Most people would rank Abraham Lincoln at or near the top of the roster of US Presidents. I would rank Steven Spielberg's Lincoln at or near the top of the roster of this year's movies.

And yet, it may not be quite the film people are expecting. It is not a Civil War epic. The ads prominently feature battle scenes, but those scenes are contained within the first five minutes of the film. If you want battles, watch Glory.

Nor is the movie truly a Lincoln biopic, despite its title. It does not follow the journey of the man from humble Illinois lawyer to mythical president. That story has been ably told before, via Abe Lincoln in Illinois and John Ford's Young Mr. Lincoln. The new movie focuses solely on the last few months of the president's life, and, more importantly, his battle to pass the 13th amendment that will abolish slavery.

And yet, Lincoln himself is very much front and center, because that particular battle embodies the man and his legacy. By focusing on this sliver of the man's life, Tony Kushner's screenplay illuminates Lincoln as he has never been before.

This is due in no small part to the masterful portrayal by Daniel Day-Lewis, who is now the definitive cinematic Lincoln. The actor is famous for burying himself in his roles, but he has never done so with greater impact than he has here. Daniel Plainview (There Will Be Blood) did not make me forget Bill the Butcher (Gangs of New York). Bill the Butcher did not make me forget Christy Brown (My Left Foot). But Abraham Lincoln very much made me forget Daniel Plainview, Bill the Butcher and Christy Brown. The actor reveals the president to be a Rubik's Cube of a man, a puzzle that is fascinating no matter what side he displays.

But Day-Lewis is not the only one who disappears into the film. So does Steven Spielberg. Lincoln is unlike any film the director has made before. He delved into this same time period in the underrated Amistad, but that film had visual sweep. Even Schindler's List, which was considered a major departure for Spielberg, had bravura sequences.

Spielberg keeps showy visuals and camera movements to a bare minimum. More than anything else, his new film is a chamber piece.
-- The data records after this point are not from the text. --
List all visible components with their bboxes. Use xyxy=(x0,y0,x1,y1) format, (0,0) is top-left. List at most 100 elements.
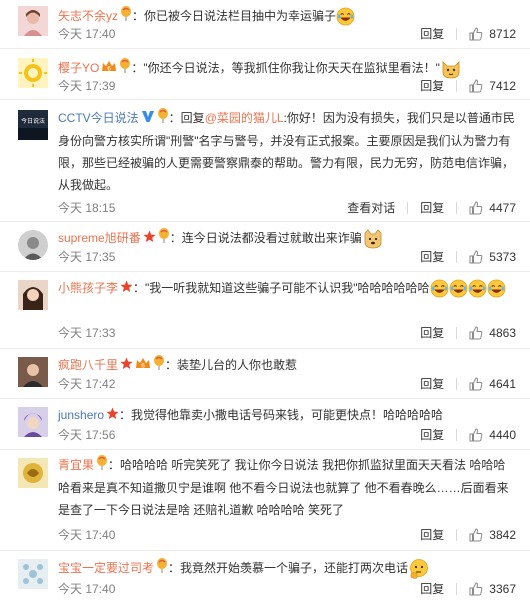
thumbs-up-icon xyxy=(469,27,483,41)
username-link[interactable]: supreme旭研番 xyxy=(58,231,141,245)
like-count: 4863 xyxy=(489,326,516,340)
thumbs-up-icon xyxy=(469,428,483,442)
like-button[interactable]: 8712 xyxy=(469,26,516,42)
vip-crown-icon: 6 xyxy=(135,355,151,377)
like-button[interactable]: 3842 xyxy=(469,527,516,543)
reply-button[interactable]: 回复 xyxy=(420,427,444,443)
reply-button[interactable]: 回复 xyxy=(420,581,444,597)
vip-balloon-icon xyxy=(120,5,132,28)
doge-emoji-icon xyxy=(362,228,384,250)
comment-actions: 回复 3367 xyxy=(420,581,516,597)
divider xyxy=(456,80,458,92)
comment-item: 小熊孩子李 ："我一听我就知道这些骗子可能不认识我"哈哈哈哈哈哈 今天 17:33… xyxy=(0,272,530,349)
avatar[interactable] xyxy=(18,280,48,310)
comment-footer: 今天 18:15 查看对话 回复 4477 xyxy=(58,200,516,216)
view-conversation-button[interactable]: 查看对话 xyxy=(347,200,395,216)
verified-v-icon xyxy=(141,108,155,130)
laughing-emoji-icon xyxy=(430,279,449,298)
like-count: 3367 xyxy=(489,582,516,596)
comment-actions: 查看对话 回复 4477 xyxy=(347,200,516,216)
star-icon xyxy=(120,355,133,377)
reply-button[interactable]: 回复 xyxy=(420,26,444,42)
avatar[interactable] xyxy=(18,6,48,36)
thumbs-up-icon xyxy=(469,326,483,340)
divider xyxy=(456,583,458,595)
username-link[interactable]: 青宜果 xyxy=(58,458,94,472)
thumbs-up-icon xyxy=(469,250,483,264)
avatar[interactable] xyxy=(18,559,48,589)
comment-item: 疯跑八千里 6 ：装垫儿台的人你也敢惹 今天 17:42 回复 4641 xyxy=(0,349,530,399)
vip-balloon-icon xyxy=(158,227,170,250)
username-link[interactable]: 矢志不余yz xyxy=(58,9,118,23)
vip-balloon-icon xyxy=(157,107,169,130)
like-button[interactable]: 4863 xyxy=(469,325,516,341)
comment-time: 今天 17:40 xyxy=(58,528,116,542)
username-link[interactable]: 小熊孩子李 xyxy=(58,281,118,295)
comment-text: ：你已被今日说法栏目抽中为幸运骗子 xyxy=(132,9,337,23)
vip-balloon-icon xyxy=(96,454,108,477)
username-link[interactable]: junshero xyxy=(58,408,104,422)
avatar-label: 今日说法 xyxy=(20,119,45,125)
vip-balloon-icon xyxy=(119,57,131,80)
username-link[interactable]: CCTV今日说法 xyxy=(58,111,139,125)
username-link[interactable]: 疯跑八千里 xyxy=(58,358,118,372)
like-count: 4440 xyxy=(489,428,516,442)
divider xyxy=(456,529,458,541)
like-button[interactable]: 5373 xyxy=(469,249,516,265)
thumbs-up-icon xyxy=(469,201,483,215)
comment-footer: 今天 17:35 回复 5373 xyxy=(58,249,516,265)
avatar[interactable] xyxy=(18,58,48,88)
avatar[interactable] xyxy=(18,230,48,260)
comment-text: ："我一听我就知道这些骗子可能不认识我"哈哈哈哈哈哈 xyxy=(133,281,430,295)
star-icon xyxy=(106,405,119,427)
thumbs-up-icon xyxy=(469,377,483,391)
like-count: 7412 xyxy=(489,79,516,93)
comment-footer: 今天 17:39 回复 7412 xyxy=(58,78,516,94)
reply-button[interactable]: 回复 xyxy=(420,249,444,265)
comment-item: supreme旭研番 ：连今日说法都没看过就敢出来诈骗 今天 17:35 回复 5… xyxy=(0,222,530,272)
like-button[interactable]: 4477 xyxy=(469,200,516,216)
comment-actions: 回复 5373 xyxy=(420,249,516,265)
divider xyxy=(456,327,458,339)
reply-button[interactable]: 回复 xyxy=(420,325,444,341)
reply-prefix: ：回复 xyxy=(168,111,205,125)
reply-button[interactable]: 回复 xyxy=(420,527,444,543)
laughing-emoji-icon xyxy=(336,7,355,26)
avatar[interactable] xyxy=(18,407,48,437)
like-button[interactable]: 4641 xyxy=(469,376,516,392)
comment-body: 宝宝一定要过司考 ：我竟然开始羡慕一个骗子，还能打两次电话 xyxy=(58,557,516,580)
divider xyxy=(456,429,458,441)
like-button[interactable]: 3367 xyxy=(469,581,516,597)
like-button[interactable]: 7412 xyxy=(469,78,516,94)
comment-time: 今天 17:39 xyxy=(58,79,116,93)
like-button[interactable]: 4440 xyxy=(469,427,516,443)
comment-item: junshero ：我觉得他靠卖小撒电话号码来钱，可能更快点！哈哈哈哈哈 今天 1… xyxy=(0,399,530,450)
username-link[interactable]: 宝宝一定要过司考 xyxy=(58,561,154,575)
thumbs-up-icon xyxy=(469,79,483,93)
avatar[interactable] xyxy=(18,458,48,488)
comment-actions: 回复 8712 xyxy=(420,26,516,42)
avatar[interactable] xyxy=(18,357,48,387)
comment-text: ："你还今日说法，等我抓住你我让你天天在监狱里看法！" xyxy=(131,61,440,75)
mention-link[interactable]: @菜园的猫儿L xyxy=(205,111,284,125)
comment-actions: 回复 4440 xyxy=(420,427,516,443)
reply-button[interactable]: 回复 xyxy=(420,376,444,392)
thinking-emoji-icon xyxy=(408,558,430,580)
reply-button[interactable]: 回复 xyxy=(420,200,444,216)
avatar[interactable]: 今日说法 xyxy=(18,110,48,140)
comment-footer: 今天 17:40 回复 3842 xyxy=(58,527,516,543)
username-link[interactable]: 樱子YO xyxy=(58,61,99,75)
comment-body: junshero ：我觉得他靠卖小撒电话号码来钱，可能更快点！哈哈哈哈哈 xyxy=(58,404,516,427)
comment-item: 樱子YO 6 ："你还今日说法，等我抓住你我让你天天在监狱里看法！" 今天 17:3… xyxy=(0,49,530,100)
comment-actions: 回复 4641 xyxy=(420,376,516,392)
divider xyxy=(456,28,458,40)
comment-footer: 今天 17:42 回复 4641 xyxy=(58,376,516,392)
comment-footer: 今天 17:40 回复 8712 xyxy=(58,26,516,42)
comment-time: 今天 17:35 xyxy=(58,250,116,264)
comment-body: CCTV今日说法 ：回复@菜园的猫儿L:你好！因为没有损失，我们只是以普通市民身份… xyxy=(58,107,516,196)
reply-button[interactable]: 回复 xyxy=(420,78,444,94)
comment-time: 今天 17:40 xyxy=(58,27,116,41)
comment-time: 今天 17:33 xyxy=(58,326,116,340)
comment-footer: 今天 17:33 回复 4863 xyxy=(58,325,516,341)
comment-body: supreme旭研番 ：连今日说法都没看过就敢出来诈骗 xyxy=(58,227,516,250)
It's essentially two hours-plus of people talking. But that talk crackles with energy and gamesmanship. The film means to make us a witness to history, and it's a riveting master class.
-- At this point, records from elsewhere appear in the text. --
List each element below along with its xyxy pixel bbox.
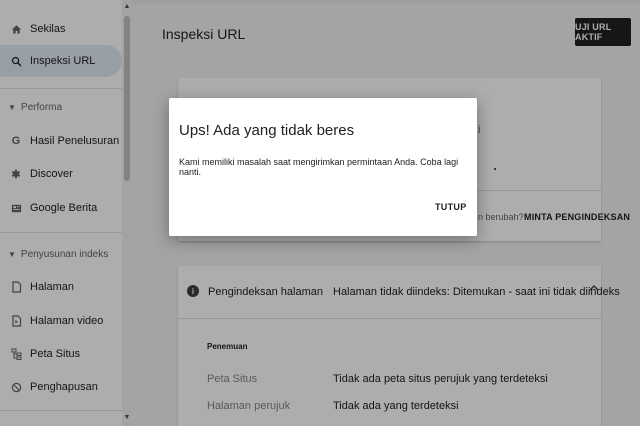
dialog-message: Kami memiliki masalah saat mengirimkan p… — [179, 157, 459, 177]
dialog-title: Ups! Ada yang tidak beres — [179, 122, 355, 139]
error-dialog: Ups! Ada yang tidak beres Kami memiliki … — [169, 98, 477, 236]
close-button[interactable]: TUTUP — [429, 198, 473, 216]
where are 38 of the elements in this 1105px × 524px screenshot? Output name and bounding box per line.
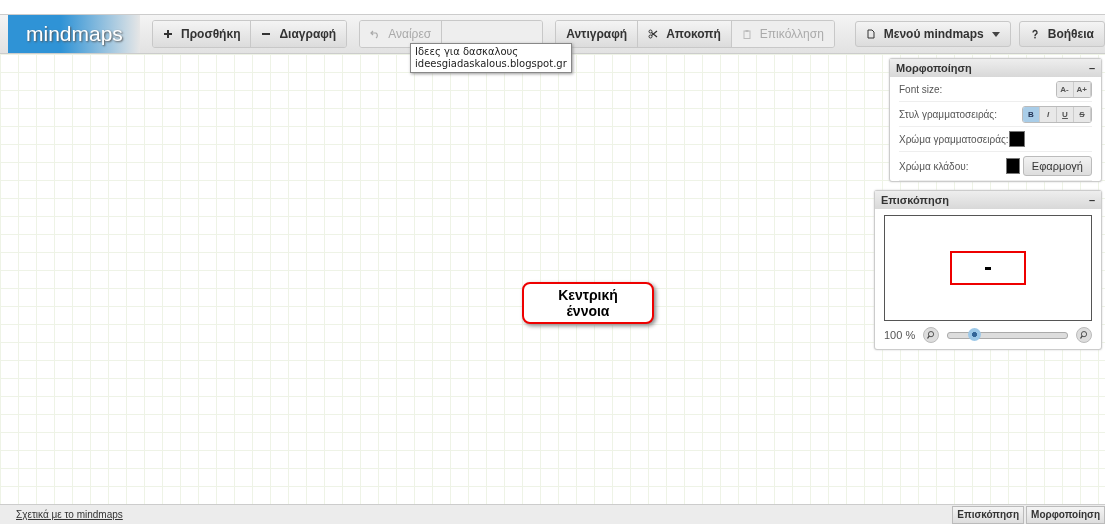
collapse-button[interactable]: – <box>1088 62 1095 74</box>
font-style-button[interactable]: I <box>1040 106 1057 122</box>
tooltip: Ιδεες για δασκαλους ideesgiadaskalous.blogspot.gr <box>410 43 572 73</box>
field-label: Font size: <box>899 83 943 95</box>
toolbar-button[interactable]: Αντιγραφή <box>556 21 639 47</box>
toolbar-button[interactable]: Διαγραφή <box>251 21 347 47</box>
field-label: Χρώμα κλάδου: <box>899 160 970 172</box>
color-swatch[interactable] <box>1008 131 1025 147</box>
font-size-button[interactable]: A- <box>1056 81 1074 97</box>
panel-toggle-button[interactable]: Μορφοποίηση <box>1026 505 1105 524</box>
font-style-button[interactable]: U <box>1057 106 1074 122</box>
apply-button[interactable]: Εφαρμογή <box>1022 156 1092 176</box>
zoom-slider[interactable] <box>947 331 1068 339</box>
collapse-button[interactable]: – <box>1088 194 1095 206</box>
mini-node <box>985 266 991 270</box>
panel-toggle-button[interactable]: Επισκόπηση <box>952 505 1025 524</box>
zoom-level: 100 % <box>884 329 916 341</box>
undo-icon <box>370 29 381 39</box>
scissors-icon <box>648 29 659 39</box>
about-link[interactable]: Σχετικά με το mindmaps <box>16 509 123 520</box>
color-swatch[interactable] <box>1006 158 1020 174</box>
menu-button[interactable]: Βοήθεια <box>1018 21 1105 47</box>
font-style-button[interactable]: S <box>1074 106 1091 122</box>
zoom-out-icon[interactable] <box>923 327 940 343</box>
panel-title: Μορφοποίηση <box>896 62 972 74</box>
font-style-button[interactable]: B <box>1023 106 1040 122</box>
field-label: Χρώμα γραμματοσειράς: <box>899 133 1009 145</box>
field-label: Στυλ γραμματοσειράς: <box>899 108 997 120</box>
overview-map[interactable] <box>884 215 1092 321</box>
plus-icon <box>163 29 173 39</box>
menu-button[interactable]: Μενού mindmaps <box>854 21 1011 47</box>
page-icon <box>865 29 876 39</box>
zoom-in-icon[interactable] <box>1076 327 1092 343</box>
panel-title: Επισκόπηση <box>881 194 949 206</box>
central-node[interactable]: Κεντρική έννοια <box>522 282 654 324</box>
toolbar-button[interactable]: Προσθήκη <box>153 21 252 47</box>
clipboard-icon <box>741 29 752 39</box>
toolbar-button[interactable]: Αποκοπή <box>638 21 732 47</box>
Spielberg is not typically thought of as an actor's director, but he has assembled a brilliant cast with a multitude of well-known names: David Strathairn, Joseph Gordon-Levitt, Jackie Earle Haley and Hal Holbrook, to name just a few. Chief among the supporting players is Tommy Lee Jones as abolitionist Congressman Thadeus Stevens. He passionately believes in outlawing slavery but has to swallow hard when he must compromise his principles and not do it in quite the way he wants. That issue is more than a little timely when partisan gridlock is the order of the day.
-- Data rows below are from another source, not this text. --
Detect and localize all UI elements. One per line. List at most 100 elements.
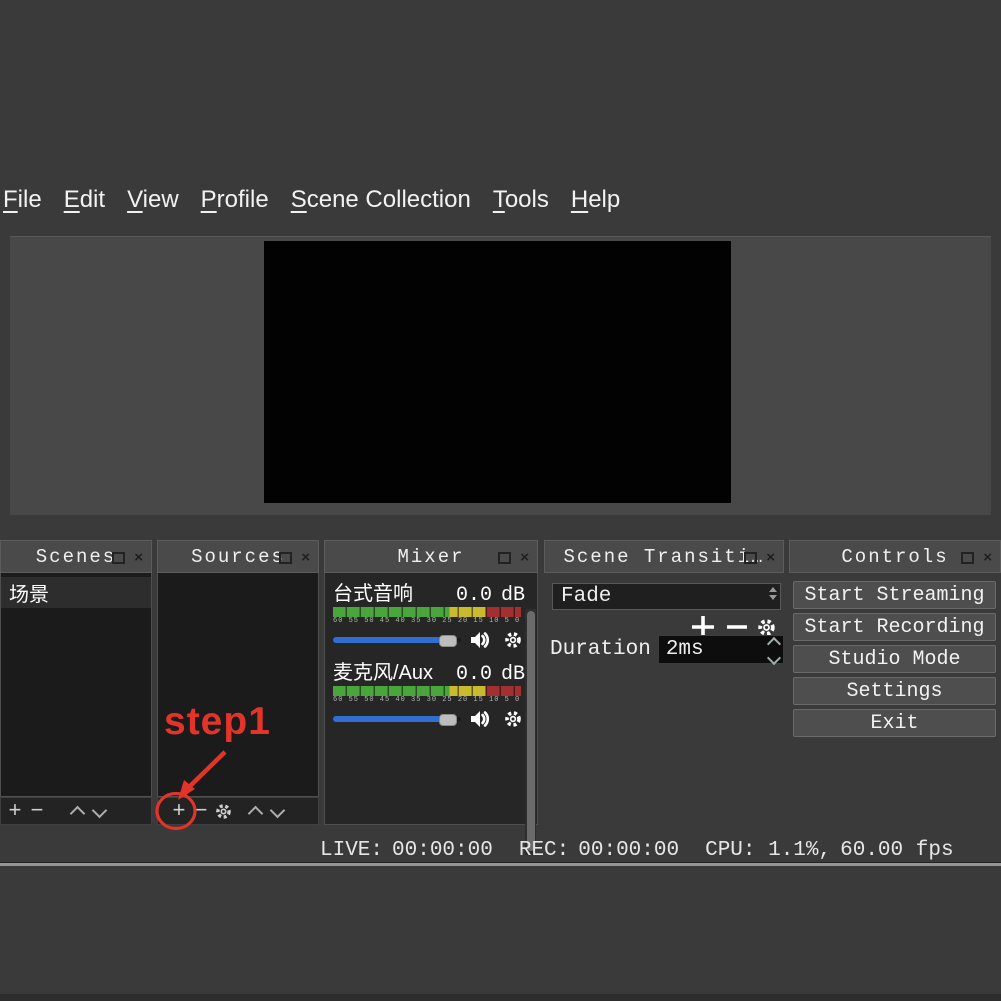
meter-tick-labels: 60 55 50 45 40 35 30 25 20 15 10 5 0 — [333, 617, 521, 626]
speaker-icon[interactable] — [470, 631, 490, 649]
live-label: LIVE: — [320, 839, 383, 862]
remove-scene-button[interactable]: − — [26, 799, 48, 823]
volume-slider[interactable] — [333, 714, 461, 724]
channel-volume-unit: dB — [501, 584, 525, 607]
video-canvas[interactable] — [264, 241, 731, 503]
move-source-down-button[interactable] — [266, 799, 288, 823]
mixer-scrollbar[interactable] — [527, 611, 535, 851]
scenes-toolbar: + − — [0, 797, 152, 825]
chevron-up-icon[interactable] — [767, 637, 781, 651]
settings-button[interactable]: Settings — [793, 677, 996, 705]
exit-button[interactable]: Exit — [793, 709, 996, 737]
channel-volume-db: 0.0 — [456, 584, 492, 607]
move-source-up-button[interactable] — [244, 799, 266, 823]
menu-file[interactable]: File — [3, 186, 53, 214]
sources-panel: Sources × + − — [157, 540, 319, 825]
sources-title: Sources — [191, 546, 285, 568]
chevron-up-icon — [247, 805, 263, 821]
divider — [0, 863, 1001, 866]
start-streaming-button[interactable]: Start Streaming — [793, 581, 996, 609]
status-bar: LIVE: 00:00:00 REC: 00:00:00 CPU: 1.1%, … — [320, 837, 963, 863]
source-properties-button[interactable] — [212, 799, 234, 823]
slider-handle[interactable] — [439, 635, 457, 647]
scenes-titlebar[interactable]: Scenes × — [0, 540, 152, 573]
mixer-channel: 台式音响 0.0 dB 60 55 50 45 40 35 30 25 20 1… — [333, 577, 525, 653]
scene-list-item[interactable]: 场景 — [1, 577, 151, 608]
menu-scene-collection[interactable]: Scene Collection — [291, 186, 482, 214]
channel-name: 麦克风/Aux — [333, 656, 452, 685]
menu-profile[interactable]: Profile — [201, 186, 280, 214]
close-icon[interactable]: × — [134, 550, 145, 565]
slider-handle[interactable] — [439, 714, 457, 726]
duration-spinbox[interactable]: 2ms — [658, 635, 784, 664]
menu-view[interactable]: View — [127, 186, 190, 214]
volume-meter — [333, 607, 521, 617]
close-icon[interactable]: × — [983, 550, 994, 565]
rec-time: 00:00:00 — [578, 839, 679, 862]
fps-value: 60.00 fps — [840, 839, 953, 862]
controls-title: Controls — [841, 546, 948, 568]
window-bottom-edge — [0, 994, 1001, 1001]
cpu-usage: CPU: 1.1%, — [705, 839, 831, 862]
mixer-panel: Mixer × 台式音响 0.0 dB 60 55 50 45 40 35 30… — [324, 540, 538, 825]
sources-list — [157, 573, 319, 797]
mixer-title: Mixer — [397, 546, 464, 568]
sources-toolbar: + − — [157, 797, 319, 825]
channel-volume-unit: dB — [501, 663, 525, 686]
menu-tools[interactable]: Tools — [493, 186, 560, 214]
add-scene-button[interactable]: + — [4, 799, 26, 823]
float-icon[interactable] — [961, 552, 974, 564]
combo-arrows — [769, 587, 777, 600]
mixer-titlebar[interactable]: Mixer × — [324, 540, 538, 573]
close-icon[interactable]: × — [766, 550, 777, 565]
close-icon[interactable]: × — [301, 550, 312, 565]
move-scene-down-button[interactable] — [88, 799, 110, 823]
duration-spin-buttons — [766, 637, 782, 665]
float-icon[interactable] — [498, 552, 511, 564]
menu-help[interactable]: Help — [571, 186, 631, 214]
gear-icon[interactable] — [504, 710, 522, 728]
controls-panel: Controls × Start Streaming Start Recordi… — [789, 540, 1001, 825]
speaker-icon[interactable] — [470, 710, 490, 728]
volume-slider[interactable] — [333, 635, 461, 645]
mixer-channel: 麦克风/Aux 0.0 dB 60 55 50 45 40 35 30 25 2… — [333, 656, 525, 732]
obs-window: File Edit View Profile Scene Collection … — [0, 0, 1001, 1001]
chevron-up-icon — [769, 587, 777, 592]
move-scene-up-button[interactable] — [66, 799, 88, 823]
float-icon[interactable] — [279, 552, 292, 564]
controls-titlebar[interactable]: Controls × — [789, 540, 1001, 573]
start-recording-button[interactable]: Start Recording — [793, 613, 996, 641]
chevron-down-icon — [769, 595, 777, 600]
studio-mode-button[interactable]: Studio Mode — [793, 645, 996, 673]
duration-label: Duration — [550, 638, 651, 661]
live-time: 00:00:00 — [392, 839, 493, 862]
gear-icon — [215, 803, 232, 820]
scenes-title: Scenes — [36, 546, 116, 568]
transition-properties-button[interactable] — [757, 618, 776, 637]
float-icon[interactable] — [112, 552, 125, 564]
volume-meter — [333, 686, 521, 696]
menu-edit[interactable]: Edit — [64, 186, 116, 214]
transitions-panel: Scene Transiti… × Fade — [544, 540, 784, 825]
duration-value: 2ms — [666, 638, 704, 661]
close-icon[interactable]: × — [520, 550, 531, 565]
float-icon[interactable] — [744, 552, 757, 564]
meter-tick-labels: 60 55 50 45 40 35 30 25 20 15 10 5 0 — [333, 696, 521, 705]
scenes-panel: Scenes × 场景 + − — [0, 540, 152, 825]
transition-select[interactable]: Fade — [552, 583, 781, 610]
channel-volume-db: 0.0 — [456, 663, 492, 686]
channel-name: 台式音响 — [333, 577, 452, 606]
transitions-title: Scene Transiti… — [563, 546, 764, 568]
mixer-body: 台式音响 0.0 dB 60 55 50 45 40 35 30 25 20 1… — [324, 573, 538, 825]
step1-annotation-text: step1 — [164, 700, 271, 744]
chevron-down-icon[interactable] — [767, 651, 781, 665]
transitions-titlebar[interactable]: Scene Transiti… × — [544, 540, 784, 573]
duration-row: Duration 2ms — [550, 635, 784, 664]
sources-titlebar[interactable]: Sources × — [157, 540, 319, 573]
add-source-button[interactable]: + — [168, 799, 190, 823]
chevron-up-icon — [69, 805, 85, 821]
gear-icon[interactable] — [504, 631, 522, 649]
remove-source-button[interactable]: − — [190, 799, 212, 823]
transition-selected-value: Fade — [561, 585, 611, 608]
menu-bar: File Edit View Profile Scene Collection … — [0, 183, 1001, 217]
The film doesn't conquer all its own problems. I found the material involving Mary Lincoln (Sally Field) a distraction, as was the overextended ending. Spielberg has problems sticking his landings. It's no spoiler to say the film ends with Lincoln's assassination, but showing it is unnecessary. What's more important is what historian Shelby Foote meant when he said that "everything Lincoln did was calculated for effect."

That effect resonates even more thanks to this film.